Les aventures guerrières d'Etienne Florimond.

Pierre Louis 1757, Etienne Florimond 1761 et Pierre François 1765  sont trois fils de Pierre Sébastien, arrière petit fils de Simon . Je ne sais pas grand-chose sur Pierre Louis 1757-1802, seulement qu’il est soldat en 1794, comme de nombreux autres hommes de Thenelles, lors d’un recensement. A son mariage en 1798, il est simplement qualifié de manouvrier. Les deux autres frères ont chacun un dossier bien plus étoffé.

Au Service Historique Armée de Terre ( SHAT, voir la liste spécialisée Archimili), Alain Barrault, aujourd'hui décédé, a trouvé un dossier de pension en faveur d’Etienne Florimond.

Cinq pages pour récapituler une carrière, qui commence en 1781 (il a vingt ans) dans le corps expéditionnaire de Rochambeau et La Fayette, en Amérique, jusqu’en 1782. Son régiment participe à la bataille de Yorktown sous les ordres de François-Marie d'Aboville, qui, plus tard commandera l’artillerie à Valmy.

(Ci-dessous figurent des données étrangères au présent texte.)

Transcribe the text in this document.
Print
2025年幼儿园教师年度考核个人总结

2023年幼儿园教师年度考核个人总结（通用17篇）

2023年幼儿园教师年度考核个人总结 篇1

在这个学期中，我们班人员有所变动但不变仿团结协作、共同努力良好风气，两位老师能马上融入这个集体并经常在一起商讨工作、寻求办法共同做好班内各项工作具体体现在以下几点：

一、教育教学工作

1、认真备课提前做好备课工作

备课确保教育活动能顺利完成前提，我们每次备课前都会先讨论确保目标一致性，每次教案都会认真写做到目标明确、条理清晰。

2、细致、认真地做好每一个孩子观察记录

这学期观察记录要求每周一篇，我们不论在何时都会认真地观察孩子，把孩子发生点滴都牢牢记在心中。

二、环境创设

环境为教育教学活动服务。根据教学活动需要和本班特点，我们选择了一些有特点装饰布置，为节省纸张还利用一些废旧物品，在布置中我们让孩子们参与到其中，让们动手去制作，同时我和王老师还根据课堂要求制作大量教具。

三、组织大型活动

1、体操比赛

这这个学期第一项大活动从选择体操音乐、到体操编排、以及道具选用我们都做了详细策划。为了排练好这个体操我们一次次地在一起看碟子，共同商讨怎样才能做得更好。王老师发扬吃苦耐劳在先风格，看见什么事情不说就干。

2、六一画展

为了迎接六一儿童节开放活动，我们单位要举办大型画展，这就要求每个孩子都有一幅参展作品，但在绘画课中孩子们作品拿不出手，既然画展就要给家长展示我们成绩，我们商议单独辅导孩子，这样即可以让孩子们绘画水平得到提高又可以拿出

Peut-être qu’Etienne Florimond y était présent car de 1792 jusqu’à l’an IX, il participe aux campagnes de la Révolution.

guerdoux etienne flo 5 extrait campagnes

Entre 1782 et 1792, il était probablement à Besançon où on localise son régiment

http://volontaires.99k.org/2emeregimentdart/index.html

En tous cas, on y vérifie la réalité d’une opération, faite à « Basle » ( Bâle) Sergent dès 1793, non seulement il a échappé aux dangers, mais il a eu la « chance » d’être atteint d’une cataracte mal opérée qui l’a rendu inapte au service d’autant plus que son autre œil est également en mauvais état, : un artilleur presque aveugle….…. cela ressemble à un gag digne du film de la Grande Vadrouille et de son mitrailleur allemand qui louche ! Ceux qui connaissent apprécieront.

Indice d’une bureaucratie éternelle, sa presque cécité a été vérifiée deux fois, par des officiers étrangers au corps …. Ce qui montre que la confiance régnait ! Il a finalement obtenu une pension (solde de 280,50 francs soit environ 560 euros en 2006).

Dans le mémoire, on notera GUERIDOUX pour Guerdoux et une inversion amusante : sa mère est appelée CALPIN pour CAPLIN ou CAPLAIN) ! Elle devait être de petite taille ( puisqu'on dit que c'est le petit qu'à le pain .... et j'arrête là les plaisanteries).

En 1793, il se marie à Huningue, ville française toute proche de Bâle. Sa signature figure sur l'acte de mariage avec Anne-Marie REINDERHEIM, née dans l'Oise, en 1770, d'un père alsacien, soldat.

 

guerdoux etienne florimond signature

Je ne lui ai pas trouvé d'enfants à Huningue et sa région.

En 1803, il se remarie à Thenelles où il est revenu. Il meurt à 76 ans dans son village, après une vie dont on peut dire qu'elle a été bien remplie.